Step 2 — Part b: Find \(t\) when \(P = 3500\):
$$ 3500 = 120 \cdot 4^t \Rightarrow 4^t = \frac{3500}{120} = 29.167 \Rightarrow t = \frac{\ln(29.167)}{\ln 4} = \frac{3.3730}{1.3863} \approx 2.43 \text{ years.} $$Answer: a) \(a = 4.0000\); b) approximately \(2.43\) years.
Problem 81
Step 1 — Apply the Richter scale formula:
$$ R_1 - R_2 = \log_{10}\!\left(\frac{A_1}{A_2}\right), \quad 8.3 - 4.9 = 3.4. $$Step 2 — Compute the intensity ratio:
$$ \frac{A_1}{A_2} = 10^{3.4} \approx 2512. $$Answer: The San Francisco earthquake was approximately \(2512\) times more intense than the Japanese earthquake.
Key Terms
population growth — The exponential increase of a population modeled by \(P(t) = P_0 b^t\).
base — In an exponential function \(b^x,\) the constant \(b > 0, b \neq 1\).
exponent — The variable or power to which the base is raised.
compounding interest — A process of earning interest on interest, leading to exponential account growth.
number \(e\) — The irrational constant \(e \approx 2.718282,\) defined as \(\displaystyle\lim_{m\to\infty}\left(1+\tfrac{1}{m}\right)^m\).

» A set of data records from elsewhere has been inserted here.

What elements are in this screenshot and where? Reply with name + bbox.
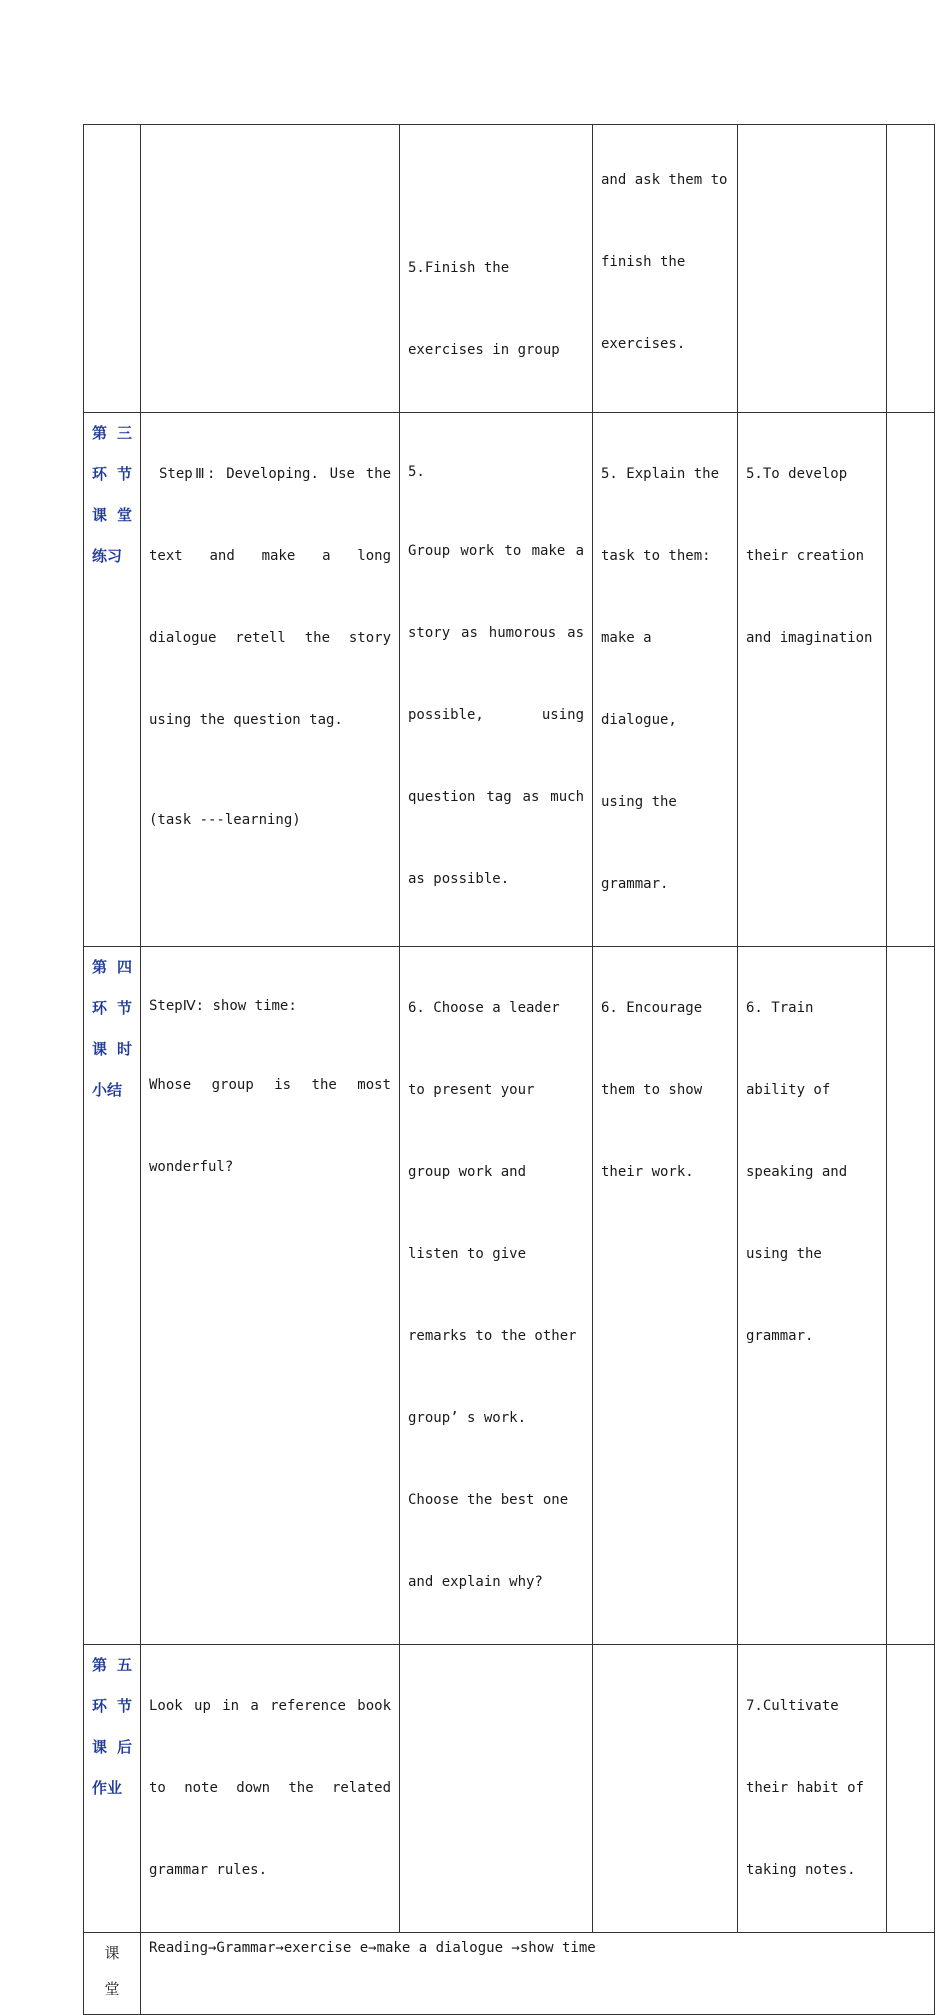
task-note: (task ---learning) (149, 812, 301, 828)
text-line: 6. Choose a leader (408, 1000, 560, 1016)
stage-label: 第 三 环 节 课 堂 练习 (92, 424, 132, 565)
stage-cell (84, 1645, 141, 1933)
student-activity-cell (400, 413, 593, 947)
text-line: them to show (601, 1082, 703, 1098)
text-line: Choose the best one (408, 1492, 569, 1508)
stage-cell (84, 947, 141, 1645)
text-line: StepⅣ: show time: (149, 998, 297, 1014)
purpose-cell (738, 1645, 887, 1933)
text-line: and explain why? (408, 1574, 543, 1590)
extra-cell (887, 1645, 935, 1933)
text-line: text and make a long (149, 548, 391, 564)
summary-label-char: 课 (104, 1944, 120, 1962)
text-line: grammar. (601, 876, 669, 892)
text-line: taking notes. (746, 1862, 856, 1878)
text-line: dialogue retell the story (149, 630, 391, 646)
text-line: listen to give (408, 1246, 527, 1262)
text-line: to note down the related (149, 1780, 391, 1796)
text-line: 5. (408, 464, 425, 480)
text-line: to present your (408, 1082, 535, 1098)
purpose-cell (738, 125, 887, 413)
text-line: using the (746, 1246, 822, 1262)
student-activity-cell (400, 1645, 593, 1933)
stage-label: 第 五 环 节 课 后 作业 (92, 1656, 132, 1797)
text-line: exercises. (601, 336, 686, 352)
extra-cell (887, 125, 935, 413)
text-line: 5.To develop (746, 466, 848, 482)
text-line: their habit of (746, 1780, 865, 1796)
content-cell (141, 413, 400, 947)
content-cell (141, 947, 400, 1645)
text-line: using the (601, 794, 677, 810)
text-line: group’ s work. (408, 1410, 527, 1426)
teacher-activity-cell (593, 125, 738, 413)
student-activity-cell (400, 125, 593, 413)
text-line: their creation (746, 548, 865, 564)
text-line: and ask them to (601, 172, 728, 188)
text-line: grammar. (746, 1328, 814, 1344)
table-row (84, 947, 935, 1645)
summary-label-char: 堂 (104, 1980, 120, 1998)
text-line: using the question tag. (149, 712, 343, 728)
table-row (84, 1645, 935, 1933)
student-activity-cell (400, 947, 593, 1645)
teacher-activity-cell (593, 1645, 738, 1933)
purpose-cell (738, 413, 887, 947)
summary-text-cell (141, 1933, 935, 2015)
text-line (408, 166, 584, 207)
text-line: speaking and (746, 1164, 848, 1180)
summary-row (84, 1933, 935, 2015)
table-row (84, 413, 935, 947)
text-line: 6. Encourage (601, 1000, 703, 1016)
text-line: Look up in a reference book (149, 1698, 391, 1714)
stage-label: 第 四 环 节 课 时 小结 (92, 958, 132, 1099)
text-line: 7.Cultivate (746, 1698, 839, 1714)
text-line: grammar rules. (149, 1862, 268, 1878)
lesson-plan-table (83, 124, 935, 2015)
purpose-cell (738, 947, 887, 1645)
text-line: ability of (746, 1082, 831, 1098)
text-line: dialogue, (601, 712, 677, 728)
content-cell (141, 125, 400, 413)
text-line: make a (601, 630, 652, 646)
content-cell (141, 1645, 400, 1933)
text-line: story as humorous as (408, 625, 584, 641)
stage-cell (84, 125, 141, 413)
text-line: wonderful? (149, 1159, 234, 1175)
text-line: remarks to the other (408, 1328, 577, 1344)
text-line: finish the (601, 254, 686, 270)
text-line: StepⅢ: Developing. Use the (159, 466, 391, 482)
teacher-activity-cell (593, 947, 738, 1645)
extra-cell (887, 413, 935, 947)
text-line: 5.Finish the (408, 260, 510, 276)
text-line: group work and (408, 1164, 527, 1180)
table-row (84, 125, 935, 413)
stage-cell (84, 413, 141, 947)
text-line: Whose group is the most (149, 1077, 391, 1093)
text-line: 5. Explain the (601, 466, 720, 482)
text-line: 6. Train (746, 1000, 814, 1016)
text-line: possible, using (408, 707, 584, 723)
text-line: Group work to make a (408, 543, 584, 559)
teacher-activity-cell (593, 413, 738, 947)
summary-label-cell (84, 1933, 141, 2015)
text-line: task to them: (601, 548, 711, 564)
text-line: and imagination (746, 630, 873, 646)
extra-cell (887, 947, 935, 1645)
text-line: question tag as much (408, 789, 584, 805)
text-line: as possible. (408, 871, 510, 887)
text-line: exercises in group (408, 342, 560, 358)
text-line: their work. (601, 1164, 694, 1180)
summary-flow-text: Reading→Grammar→exercise e→make a dialogue →show time (149, 1940, 596, 1956)
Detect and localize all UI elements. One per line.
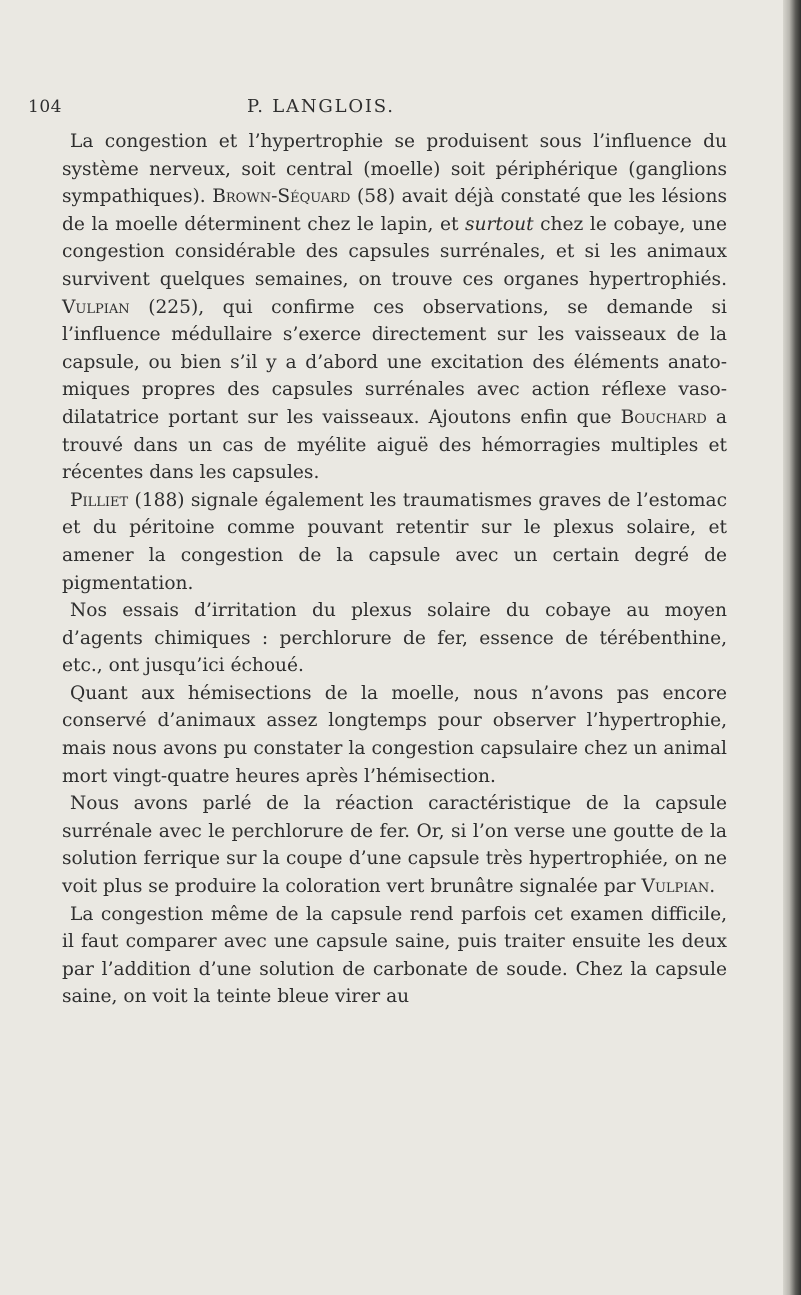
author-name: Bouchard (620, 406, 707, 428)
author-name: Brown-Séquard (212, 186, 351, 208)
author-name: Pilliet (70, 489, 129, 511)
emphasis-text: surtout (465, 213, 534, 235)
paragraph-1: La congestion et l’hypertrophie se produisent sous l’influence du système nerveux, soit central (moelle) soit périphérique (ganglions sympathiques). Brown-Séquard (58) avait déjà constaté que les lésions de la moelle déterminent chez le lapin, et surtout chez le cobaye, une congestion considérable des capsules surrénales, et si les animaux survivent quelques semaines, on trouve ces organes hypertrophiés. Vulpian (225), qui confirme ces observations, se demande si l’influence médullaire s’exerce directement sur les vaisseaux de la capsule, ou bien s’il y a d’abord une excitation des éléments anatomiques propres des capsules surrénales avec action réflexe vaso-dilatatrice portant sur les vaisseaux. Ajoutons enfin que Bouchard a trouvé dans un cas de myélite aiguë des hémorragies multiples et récentes dans les capsules. (62, 131, 728, 484)
paragraph-4: Quant aux hémisections de la moelle, nous n’avons pas encore conservé d’animaux assez longtemps pour observer l’hypertrophie, mais nous avons pu constater la congestion capsulaire chez un animal mort vingt-quatre heures après l’hémisection. (62, 682, 727, 787)
paragraph-6: La congestion même de la capsule rend parfois cet examen difficile, il faut comparer avec une capsule saine, puis traiter ensuite les deux par l’addition d’une solution de carbonate de soude. Chez la capsule saine, on voit la teinte bleue virer au (62, 903, 727, 1008)
author-name: Vulpian (641, 876, 710, 898)
paragraph-2: Pilliet (188) signale également les traumatismes graves de l’estomac et du péritoine comme pouvant retentir sur le plexus solaire, et amener la congestion de la capsule avec un certain degré de pigmentation. (62, 489, 727, 594)
page-edge-shadow (783, 0, 801, 1295)
body-text (62, 128, 727, 1011)
page-number: 104 (28, 97, 62, 117)
paragraph-5: Nous avons parlé de la réaction caractéristique de la capsule surrénale avec le perchlorure de fer. Or, si l’on verse une goutte de la solution ferrique sur la coupe d’une capsule très hypertrophiée, on ne voit plus se produire la coloration vert brunâtre signalée par Vulpian. (62, 793, 727, 898)
author-name: Vulpian (62, 296, 130, 318)
running-head: P. LANGLOIS. (247, 96, 395, 117)
paragraph-3: Nos essais d’irritation du plexus solaire du cobaye au moyen d’agents chimiques : perchlorure de fer, essence de térébenthine, etc., ont jusqu’ici échoué. (62, 600, 727, 677)
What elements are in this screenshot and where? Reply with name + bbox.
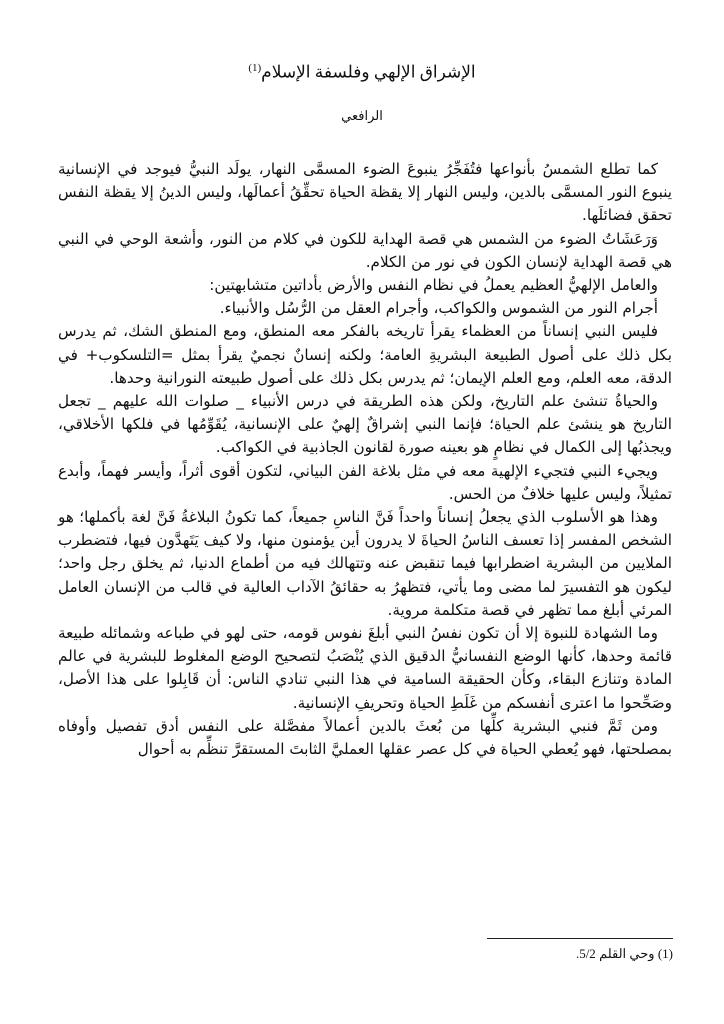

natural exponential function — The function \(f(x) = e^x\).
natural logarithm — The function \(\ln x = \log_e x,\) the inverse of \(e^x\).
common logarithm — The function \(\log_{10} x,\) often written \(\log x\).
Richter scale — A base-10 logarithmic scale measuring earthquake intensity via \(R_1 - R_2 = \log_{10}(A_1/A_2)\).
hyperbolic functions — Functions \(\cosh x, \sinh x, \tanh x,\) etc., defined using \(e^x\) and \(e^{-x}\); analogous to trigonometric functions but for the unit hyperbola.